Paul Machacek: Video gaming up until that point was a very niche activity – 'nerds in bedrooms' – once the initial excitement of the late '70s / early '80s arcades had died down. The Game Boy was the first visible sign for many people of an electronic gaming experience, particularly as it was brought out of the home and taken into schools and offices and would be seen by people who would never have been exposed to games before. It took almost 20 years for another killer handheld device to launch in the form of the smartphone (Apple’s original iPhone launch triggering this) and now, just over a decade beyond that, smartphone gaming provides the largest audiences for electronic video games on the planet. Billions of people play games on smartphones, compared with tens or even a hundred million (or so) on more dedicated gaming hardware.

Dylan Cuthbert: I think it brought quick, easy gaming to a huge amount of people; suddenly they could play games no matter where they were, and quite complex ones too, and the batteries didn’t run out too quickly like other attempts at portable gaming at the time. That was probably one of the best design decisions for the Game Boy.

Jon Ritman: Would anyone have even thought of putting games on smartphones if the Game Boy hadn’t happened?

Cameron Sheppard: I think it remains an extremely important console, as it was the first real handheld game system that became a huge success – outselling all other handheld systems, except the Nintendo DS, but that's a whole other story...

Do you think Nintendo will ever revive the Game Boy brand?

Paul Machacek: In 1989 the Gameboy filled a void; you could not play games casually on-the-go. Today everyone has a gaming machine in their pocket regardless of how interested they are in playing games. It would be very difficult to go up against that, although Nintendo has a halfway-house in the Switch console which is portable as well as a home console. Personally, I feel the time for Game Boy branding has passed, however, having worked with Nintendo for a long time I’m clear on the fact that they’re brilliant at surprising people with new software and hardware products, so who knows…..

Today everyone has a gaming machine in their pocket regardless of how interested they are in playing games. It would be very difficult to go up against that

Cameron Sheppard: I’m not really sure, but I’m leaning towards no. I think the name can only really be associated with the original (and the two subsequent models). I’m guessing that if Nintendo releases a new handheld console, they would prefer not to revive the Game Boy brand, using a new name instead.

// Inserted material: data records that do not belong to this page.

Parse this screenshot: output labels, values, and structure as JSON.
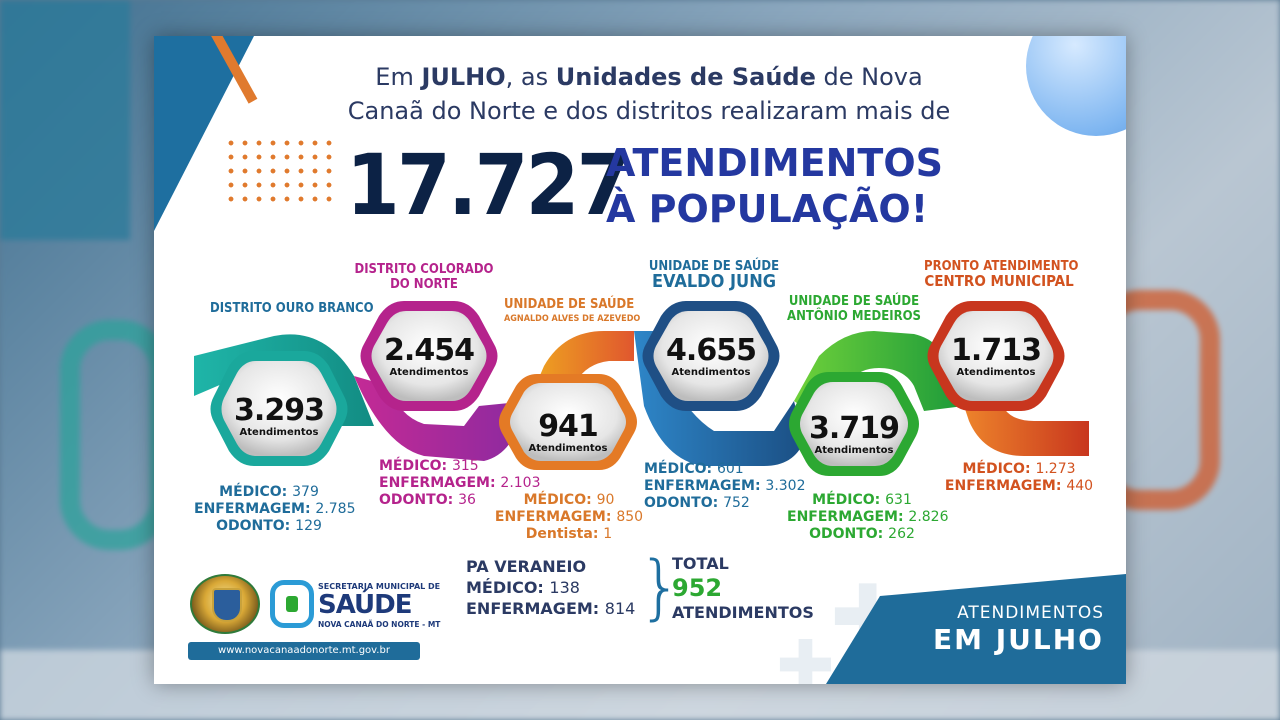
{
  "header": {
    "pre_em": "Em ",
    "month": "JULHO",
    "mid1": ", as ",
    "units": "Unidades de Saúde",
    "post_units": " de Nova",
    "line2": "Canaã do Norte e dos distritos realizaram mais de"
  },
  "total": {
    "number": "17.727",
    "label_line1": "ATENDIMENTOS",
    "label_line2": "À POPULAÇÃO!"
  },
  "units": [
    {
      "title1": "DISTRITO OURO BRANCO",
      "title2": "",
      "count": "3.293",
      "count_label": "Atendimentos",
      "stats": [
        {
          "k": "MÉDICO:",
          "v": "379"
        },
        {
          "k": "ENFERMAGEM:",
          "v": "2.785"
        },
        {
          "k": "ODONTO:",
          "v": "129"
        }
      ],
      "color": "#1aa89c"
    },
    {
      "title1": "DISTRITO COLORADO",
      "title2": "DO NORTE",
      "count": "2.454",
      "count_label": "Atendimentos",
      "stats": [
        {
          "k": "MÉDICO:",
          "v": "315"
        },
        {
          "k": "ENFERMAGEM:",
          "v": "2.103"
        },
        {
          "k": "ODONTO:",
          "v": "36"
        }
      ],
      "color": "#b5238c"
    },
    {
      "title1": "UNIDADE DE SAÚDE",
      "title2": "AGNALDO ALVES DE AZEVEDO",
      "count": "941",
      "count_label": "Atendimentos",
      "stats": [
        {
          "k": "MÉDICO:",
          "v": "90"
        },
        {
          "k": "ENFERMAGEM:",
          "v": "850"
        },
        {
          "k": "Dentista:",
          "v": "1"
        }
      ],
      "color": "#d9782a"
    },
    {
      "title1": "UNIDADE DE SAÚDE",
      "title2": "EVALDO JUNG",
      "count": "4.655",
      "count_label": "Atendimentos",
      "stats": [
        {
          "k": "MÉDICO:",
          "v": "601"
        },
        {
          "k": "ENFERMAGEM:",
          "v": "3.302"
        },
        {
          "k": "ODONTO:",
          "v": "752"
        }
      ],
      "color": "#1f6c9a"
    },
    {
      "title1": "UNIDADE DE SAÚDE",
      "title2": "ANTÔNIO MEDEIROS",
      "count": "3.719",
      "count_label": "Atendimentos",
      "stats": [
        {
          "k": "MÉDICO:",
          "v": "631"
        },
        {
          "k": "ENFERMAGEM:",
          "v": "2.826"
        },
        {
          "k": "ODONTO:",
          "v": "262"
        }
      ],
      "color": "#2ca832"
    },
    {
      "title1": "PRONTO ATENDIMENTO",
      "title2": "CENTRO MUNICIPAL",
      "count": "1.713",
      "count_label": "Atendimentos",
      "stats": [
        {
          "k": "MÉDICO:",
          "v": "1.273"
        },
        {
          "k": "ENFERMAGEM:",
          "v": "440"
        }
      ],
      "color": "#d2521f"
    }
  ],
  "pa_veraneio": {
    "title": "PA VERANEIO",
    "medico_k": "MÉDICO:",
    "medico_v": "138",
    "enf_k": "ENFERMAGEM:",
    "enf_v": "814",
    "total_label": "TOTAL",
    "total_value": "952",
    "total_unit": "ATENDIMENTOS"
  },
  "footer": {
    "line1": "ATENDIMENTOS",
    "line2": "EM JULHO",
    "url": "www.novacanaadonorte.mt.gov.br",
    "secretaria": "SECRETARIA MUNICIPAL DE",
    "saude": "SAÚDE",
    "city": "NOVA CANAÃ DO NORTE - MT"
  },
  "colors": {
    "navy": "#0c2245",
    "blue_title": "#2438a0",
    "teal": "#1aa89c",
    "magenta": "#b5238c",
    "orange": "#d9782a",
    "blue": "#1f6c9a",
    "green": "#2ca832",
    "red_orange": "#d2521f"
  }
}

Kev Bayliss: I've always considered the DS to be a Game Boy successor and I really enjoy playing with it as a portable console. It'd be great if we had a 'Game Boy Mini' with some built-in classics as we've seen over the last couple of years with Nintendo's other machines, but I'm not sure just how small you'd want to go with that. I'd certainly buy one though!

Dylan Cuthbert: I really don’t know, but I hope so! Right now though, the Switch has become the new mobile gaming platform for them and that is doing so well and has so many cool features that it might have superseded the Game Boy completely. Maybe there will be a 'Game Boy Classic' released which is tiny but with a really nice screen, chargeable and has a thousand games on it! I’d buy that for sure.